Las tensiones entre México y Estados Unidos no van a terminar bien. Los más optimistas piensan que las elecciones norteamericanas en noviembre cambiarán la correlación de fuerzas en ese país. Pero aún faltan cuatro meses para los comicios, Trump no puede presumir una victoria en Irán, lo que abre la posibilidad de un golpe a los cárteles mexicanos operando en nuestro territorio o la extracción de un político prominente de Morena.
La estrategia de Sheinbaum ha consistido en elevar el tono de su discurso. Palabras para la galería. Ahora que la selección de futbol hinchó el ego nacional, Sheinbaum aprovecha el impulso para amplificar el antinorteamericanismo latente. Pero se trata sólo de discursos, retórica huera.
Los juicios contra los narcos seguirán su marcha y sus declaraciones en los tribunales provocarán sismos. Las solicitudes de extradición contra políticos de Morena asociados con el narco se multiplicarán. Las presiones sobre los bancos mexicanos (incluyendo el Banco del Bienestar) se harán más intensas. La respuesta mexicana es lógica: resistir contra viento y marea, porque la extradición de alguno de los suyos puede conducirlos a políticos de primer nivel, a los hijos de López Obrador y, en último término, al expresidente.
Podría pensarse que resistir la presión es el único camino que le queda a México. No es así. Podríamos negociar operaciones conjuntas México-norteamericanas en suelo mexicano. Esto conlleva riesgos, como el de que los narcos se defiendan haciendo revelaciones. López Obrador visitó seis veces Badiraguato. No fue de vacaciones. No lo cuidaba en esas ocasiones el Ejército sino las fuerzas de seguridad de los cárteles. No es inverosímil que alguien haya grabado esas reuniones. Un general (Sergio Aponte Polito, El Universal, 26.Jun.20) luego de que López Obrador liberara a Ovidio Guzmán, reveló que los narcos amenazaron con divulgar las reuniones donde uno de sus hijos aparecía recibiendo dinero para las campañas de su padre.
Lo que no va a ocurrir es que las tensiones desaparezcan. Ni siquiera con un Congreso con mayoría demócrata. Prominentes políticos demócratas se han pronunciado a favor de castigar la asociación de políticos mexicanos con el narcotráfico. No hay políticos demócratas que hayan asumido la defensa de México. La diplomacia mexicana en Estados Unidos está por los suelos. La inutilidad de la dupla De la Fuente-Moctezuma nos está pasando la factura.

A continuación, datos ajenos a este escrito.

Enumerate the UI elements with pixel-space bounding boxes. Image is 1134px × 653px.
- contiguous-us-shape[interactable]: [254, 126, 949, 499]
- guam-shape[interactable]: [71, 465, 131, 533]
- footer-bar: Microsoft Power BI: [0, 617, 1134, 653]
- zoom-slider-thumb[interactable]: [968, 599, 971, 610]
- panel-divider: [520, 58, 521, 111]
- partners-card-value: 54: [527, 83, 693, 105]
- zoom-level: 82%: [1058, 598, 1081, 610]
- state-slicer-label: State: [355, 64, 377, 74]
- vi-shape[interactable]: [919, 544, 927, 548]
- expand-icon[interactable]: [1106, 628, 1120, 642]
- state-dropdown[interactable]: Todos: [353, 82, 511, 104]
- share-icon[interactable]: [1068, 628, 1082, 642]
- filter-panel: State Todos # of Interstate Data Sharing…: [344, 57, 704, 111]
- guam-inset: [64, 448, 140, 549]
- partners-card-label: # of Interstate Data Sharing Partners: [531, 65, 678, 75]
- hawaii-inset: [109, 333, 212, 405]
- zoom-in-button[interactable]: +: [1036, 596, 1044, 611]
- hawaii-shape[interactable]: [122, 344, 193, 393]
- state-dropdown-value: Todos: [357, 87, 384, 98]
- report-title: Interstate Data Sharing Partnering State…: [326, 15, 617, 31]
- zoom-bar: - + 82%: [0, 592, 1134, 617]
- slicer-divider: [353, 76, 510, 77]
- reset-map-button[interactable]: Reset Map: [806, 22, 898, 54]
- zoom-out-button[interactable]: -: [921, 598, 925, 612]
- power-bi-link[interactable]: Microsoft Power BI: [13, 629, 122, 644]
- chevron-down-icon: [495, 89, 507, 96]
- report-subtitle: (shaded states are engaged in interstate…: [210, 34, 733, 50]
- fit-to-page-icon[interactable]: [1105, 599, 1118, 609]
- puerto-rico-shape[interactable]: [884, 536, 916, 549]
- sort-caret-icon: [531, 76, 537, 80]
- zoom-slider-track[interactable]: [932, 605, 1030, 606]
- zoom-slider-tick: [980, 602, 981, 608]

Desde el año pasado Estados Unidos ha amenazado a México con el lanzamiento de misiles. El 29 de abril arrojó el primero en Sinaloa, bajo la forma de una solicitud de extradición del gobernador Rocha Moya. El segundo lo arrojó hace unos días al negarse a refrendar el T-MEC, lo que paralizará las inversiones hacia nuestro país. Misiles judiciales y comerciales. A no dudarlo, vendrán más. Sheinbaum intentará eludir el daño electoral con la recién aprobada ley que puede anular elecciones si existe una intervención extranjera. Ya señaló la presidenta que los embates judiciales de Estados Unidos contra los narcopolíticos tienen una finalidad electoral. Podría anular elecciones a un costo altísimo, por la reacción interna de los votantes burlados y por el desprestigio internacional.
Que Estados Unidos pretende influir electoralmente en México, luego de lo que hemos visto en Argentina, Ecuador y Venezuela, sería ingenuo negarlo. Estados Unidos no envió de embajador a un exagente de la CIA para jugar al tonto útil como ocurrió con Ken Salazar. El gobierno de México es incómodo a Estados Unidos, no por su sesgo ideológico, sino por razones de seguridad nacional, por ser México refugio de cárteles que los agreden.
Sin duda, no van a terminar bien las tensiones entre México y Estados Unidos.